Mamma mia, che mare di carta! Dovunque un’esclamazione così connota lo sconforto di chi si trova ad affrontare un lavoro immenso, di lettura o di pulizia, ma non a Venezia. In laguna, un’esclamazione così la pronuncia chi scopre in Fondamenta dei Tolentini una piccola libreria che in realtà, per chi la conosce già, è invece una grande libreria. Mare di Carta, appunto. Una libreria specializzata nella marineria e nella nautica.

A dirla proprio tutta, sono sempre meno quelli che la scoprono, e sempre di più quelli che la conoscono, non solo veneziani, ma anche stranieri, che vi vanno apposta, indirizzati dalla fama che la libreria si è conquistata nei vent’anni della sua attività, perché la sua fondatrice e titolare, Cristina Giussani, è una vera combattente, e, come dice Dante, “seggendo in piuma, in fama non si vien, né sotto coltre”.

Ha combattuto, Cristina, per far della sua libreria un punto di riferimento per tutti gli appassionati di marineria e di nautica; di mare, insomma.
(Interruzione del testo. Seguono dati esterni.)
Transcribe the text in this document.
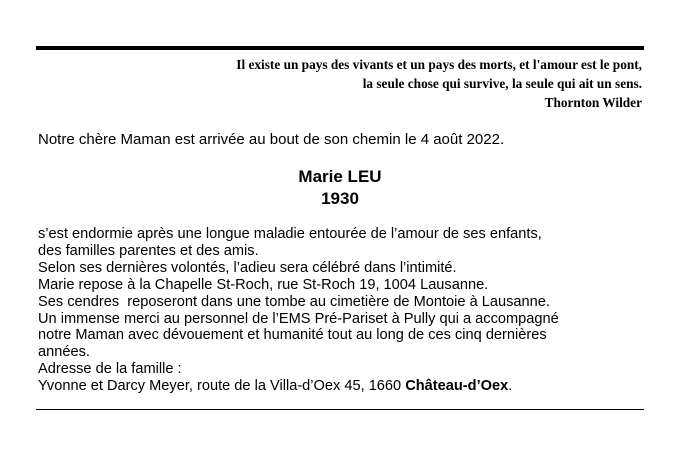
Il existe un pays des vivants et un pays des morts, et l'amour est le pont,
la seule chose qui survive, la seule qui ait un sens.
Thornton Wilder
Notre chère Maman est arrivée au bout de son chemin le 4 août 2022.
Marie LEU
1930
s’est endormie après une longue maladie entourée de l’amour de ses enfants,
des familles parentes et des amis.
Selon ses dernières volontés, l’adieu sera célébré dans l’intimité.
Marie repose à la Chapelle St-Roch, rue St-Roch 19, 1004 Lausanne.
Ses cendres  reposeront dans une tombe au cimetière de Montoie à Lausanne.
Un immense merci au personnel de l’EMS Pré-Pariset à Pully qui a accompagné
notre Maman avec dévouement et humanité tout au long de ces cinq dernières
années.
Adresse de la famille :
Yvonne et Darcy Meyer, route de la Villa-d’Oex 45, 1660 Château-d’Oex.
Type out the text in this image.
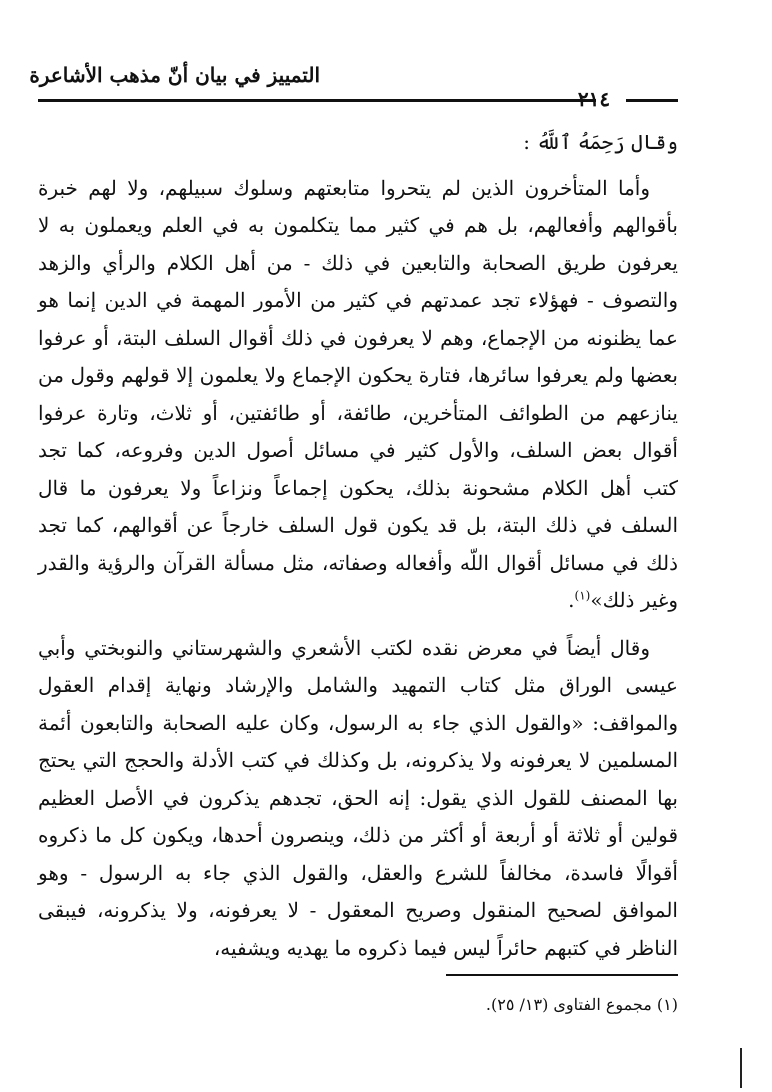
التمييز في بيان أنّ مذهب الأشاعرة
٢١٤

وقال رَحِمَهُ ٱللَّهُ :

وأما المتأخرون الذين لم يتحروا متابعتهم وسلوك سبيلهم، ولا لهم خبرة بأقوالهم وأفعالهم، بل هم في كثير مما يتكلمون به في العلم ويعملون به لا يعرفون طريق الصحابة والتابعين في ذلك - من أهل الكلام والرأي والزهد والتصوف - فهؤلاء تجد عمدتهم في كثير من الأمور المهمة في الدين إنما هو عما يظنونه من الإجماع، وهم لا يعرفون في ذلك أقوال السلف البتة، أو عرفوا بعضها ولم يعرفوا سائرها، فتارة يحكون الإجماع ولا يعلمون إلا قولهم وقول من ينازعهم من الطوائف المتأخرين، طائفة، أو طائفتين، أو ثلاث، وتارة عرفوا أقوال بعض السلف، والأول كثير في مسائل أصول الدين وفروعه، كما تجد كتب أهل الكلام مشحونة بذلك، يحكون إجماعاً ونزاعاً ولا يعرفون ما قال السلف في ذلك البتة، بل قد يكون قول السلف خارجاً عن أقوالهم، كما تجد ذلك في مسائل أقوال اللّه وأفعاله وصفاته، مثل مسألة القرآن والرؤية والقدر وغير ذلك»$^{(١)}$.

وقال أيضاً في معرض نقده لكتب الأشعري والشهرستاني والنوبختي وأبي عيسى الوراق مثل كتاب التمهيد والشامل والإرشاد ونهاية إقدام العقول والمواقف: «والقول الذي جاء به الرسول، وكان عليه الصحابة والتابعون أئمة المسلمين لا يعرفونه ولا يذكرونه، بل وكذلك في كتب الأدلة والحجج التي يحتج بها المصنف للقول الذي يقول: إنه الحق، تجدهم يذكرون في الأصل العظيم قولين أو ثلاثة أو أربعة أو أكثر من ذلك، وينصرون أحدها، ويكون كل ما ذكروه أقوالًا فاسدة، مخالفاً للشرع والعقل، والقول الذي جاء به الرسول - وهو الموافق لصحيح المنقول وصريح المعقول - لا يعرفونه، ولا يذكرونه، فيبقى الناظر في كتبهم حائراً ليس فيما ذكروه ما يهديه ويشفيه،

(١) مجموع الفتاوى (١٣/ ٢٥).
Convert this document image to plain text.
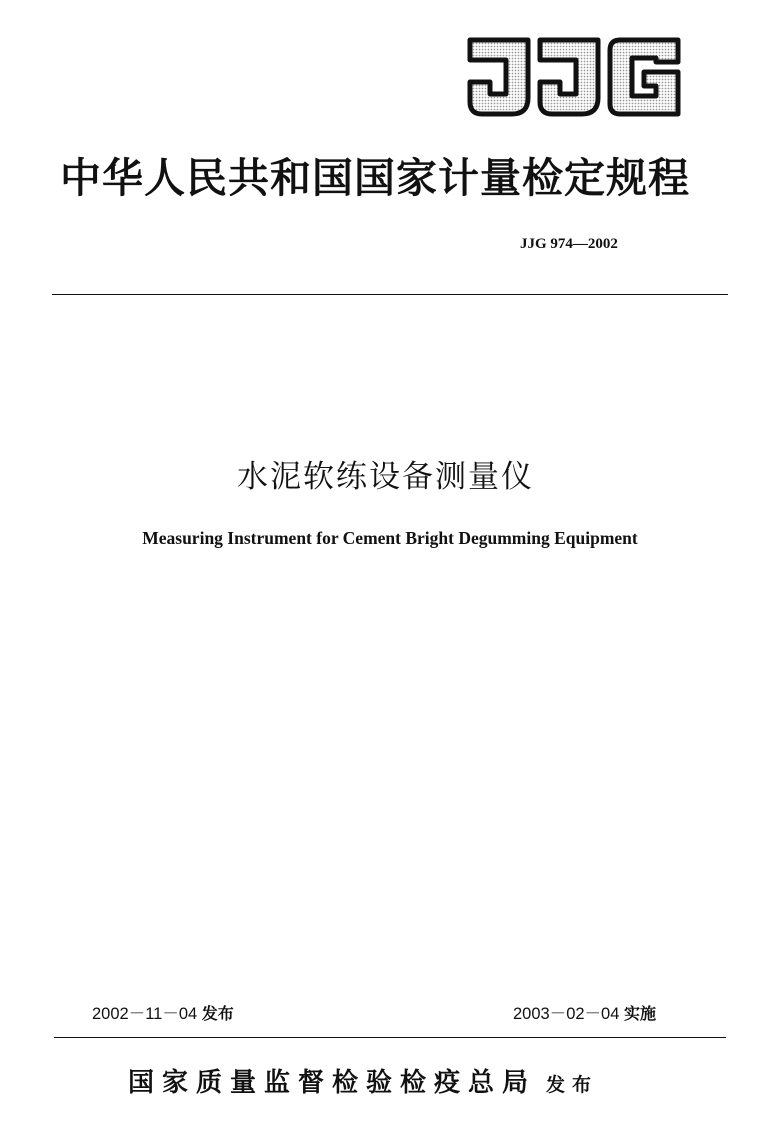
中华人民共和国国家计量检定规程
JJG 974—2002
水泥软练设备测量仪
Measuring Instrument for Cement Bright Degumming Equipment
2002－11－04 发布	2003－02－04 实施
国家质量监督检验检疫总局 发布
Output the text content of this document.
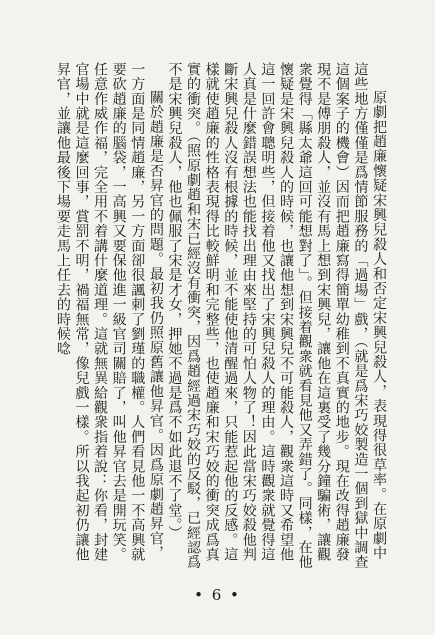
原劇把趙廉懷疑宋興兒殺人和否定宋興兒殺人，表現得很草率。在原劇中這些地方僅僅是爲情節服務的「過場」戲，（就是爲宋巧姣製造一個到獄中調查這個案子的機會）因而把趙廉寫得簡單幼稚到不真實的地步。現在改得趙廉發現不是傅朋殺人，並沒有馬上想到宋興兒，讓他在這裏受了幾分鐘騙術，讓觀衆覺得「縣太爺這回可能想對了」。但接着觀衆就看見他又弄錯了。同樣，在他懷疑是宋興兒殺人的時候，也讓他想到宋興兒不可能殺人，觀衆這時又希望他這一回許會聰明些，但接着他又找出了宋興兒殺人的理由。這時觀衆就覺得這人真是什麼錯誤想法也能找出理由來堅持的可怕人物了！因此當宋巧姣殺他判斷宋興兒殺人沒有根據的時候，並不能使他清醒過來，只能惹起他的反感。這樣就使趙廉的性格表現得比較鮮明和完整些，也使趙廉和宋巧姣的衝突成爲真實的衝突。（照原劇趙和宋已經沒有衝突，因爲趙經過宋巧姣的反駁，已經認爲不是宋興兒殺人，他也佩服了宋是才女，押她不過是爲不如此退不了堂。）

關於趙廉是否昇官的問題。最初我仍照原舊讓他昇官。因爲原劇趙昇官，一方面是同情趙廉，另一方面卻很諷刺了劉瑾的職權。人們看見他一不高興就要砍趙廉的腦袋，一高興又要保他進一級官司關賠了，叫他昇官去是開玩笑。任意作威作福，完全用不着講什麼道理。這就無異給觀衆指着說：你看，封建官場中就是這麼回事，賞罰不明，禍福無常，像兒戲一樣。所以我起初仍讓他昇官，並讓他最後下場要走馬上任去的時候唸

• 6 •
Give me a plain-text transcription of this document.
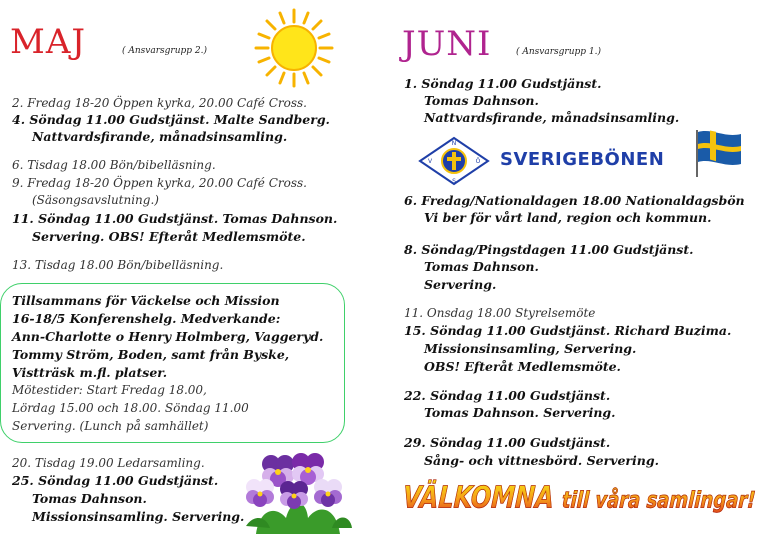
MAJ	( Ansvarsgrupp 2.)	JUNI	( Ansvarsgrupp 1.)
2. Fredag 18-20 Öppen kyrka, 20.00 Café Cross.
4. Söndag 11.00 Gudstjänst. Malte Sandberg.
Nattvardsfirande, månadsinsamling.
6. Tisdag 18.00 Bön/bibelläsning.
9. Fredag 18-20 Öppen kyrka, 20.00 Café Cross.
(Säsongsavslutning.)
11. Söndag 11.00 Gudstjänst. Tomas Dahnson.
Servering. OBS! Efteråt Medlemsmöte.
13. Tisdag 18.00 Bön/bibelläsning.
Tillsammans för Väckelse och Mission
16-18/5 Konferenshelg. Medverkande:
Ann-Charlotte o Henry Holmberg, Vaggeryd.
Tommy Ström, Boden, samt från Byske,
Vistträsk m.fl. platser.
Mötestider: Start Fredag 18.00,
Lördag 15.00 och 18.00. Söndag 11.00
Servering. (Lunch på samhället)
20. Tisdag 19.00 Ledarsamling.
25. Söndag 11.00 Gudstjänst.
Tomas Dahnson.
Missionsinsamling. Servering.
1. Söndag 11.00 Gudstjänst.
Tomas Dahnson.
Nattvardsfirande, månadsinsamling.
N
S
V	Ö SVERIGEBÖNEN
6. Fredag/Nationaldagen 18.00 Nationaldagsbön
Vi ber för vårt land, region och kommun.
8. Söndag/Pingstdagen 11.00 Gudstjänst.
Tomas Dahnson.
Servering.
11. Onsdag 18.00 Styrelsemöte
15. Söndag 11.00 Gudstjänst. Richard Buzima.
Missionsinsamling, Servering.
OBS! Efteråt Medlemsmöte.
22. Söndag 11.00 Gudstjänst.
Tomas Dahnson. Servering.
29. Söndag 11.00 Gudstjänst.
Sång- och vittnesbörd. Servering.
VÄLKOMNA till våra samlingar!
E la prima appassionata è lei, perché non si mette in piedi un’impresa così e non si resiste vent’anni in una città che nel suo insieme sta andando da tutt’altra parte se il primo motore non è l’amore e l’entusiasmo ma il semplice progetto di mettere in piedi una società commerciale.

Se parla di Joshua Slocum a Cristina brillano ancora gli occhi, come immagino che le brillassero quando, ancora bambina, leggeva i grandi classici del mare, che poi l’avrebbero irrimediabilmente indirizzata sulla sua strada. Velista, esperta subacquea, alla fine libraia e editrice nautica, in quel miracolo che capita a quei pochi eletti che riescono a fare delle loro passioni un lavoro. Ma quanta caparbietà, quanta costanza, quanta determinazione: chi la conosce, lo sa. Per Cristina, Mare di Carta è stata una missione.

Legno e libri, oggetti nautici di fattura classica, manifesti, acquerelli fatti da collaboratori – amici, amanti delle stesse cose: la libreria parla da sola. Non è un negozio, è un luogo dove si discute, si diffonde la cultura nautica, la si produce. Credo, anzi sono sicuro che Cristina abbia letto tutti i libri che espone, provare per credere. Cercatene uno raro, semisconosciuto, nascosto tra gli scaffali, e poi chiedetele lumi, e vedrete subito che ve lo illustrerà come se lo avesse finito appena la sera prima.

Cristina è anche editore, perché ha capito presto che lavorando in un settore di nicchia doveva allargare la sua attività, ma soprattutto perché ha ritenuto quasi un suo dovere dare spazio a quella cultura nautica che, in una Venezia travolta dal turismo e dalla volgarità dei facili guadagni, ancora sopravvive, coltivata da appassionati come lei che fanno di tutto per non farsi chiudere in una riserva indiana e per tenere in vita gli ultimi lacerti di una storia secolare i cui estremi rappresentanti, cioè loro che ancora scrivono e leggono e vanno per mare e per lagune, sono tutt’ora l’anima della città.
Senza di loro, Venezia sarebbe una mera quinta teatrale, esattamente quella Disneyland verso la quale sta irrimediabilmente precipitando, e io credo che non vi sia più alcun margine di remissione, ma combattere bisogna lo stesso, se non altro per guardarsi allo specchio la mattina e per cadere in piedi, come soldati della vecchia guardia, e Cristina offre le armi che ha e ne costruisce di nuove.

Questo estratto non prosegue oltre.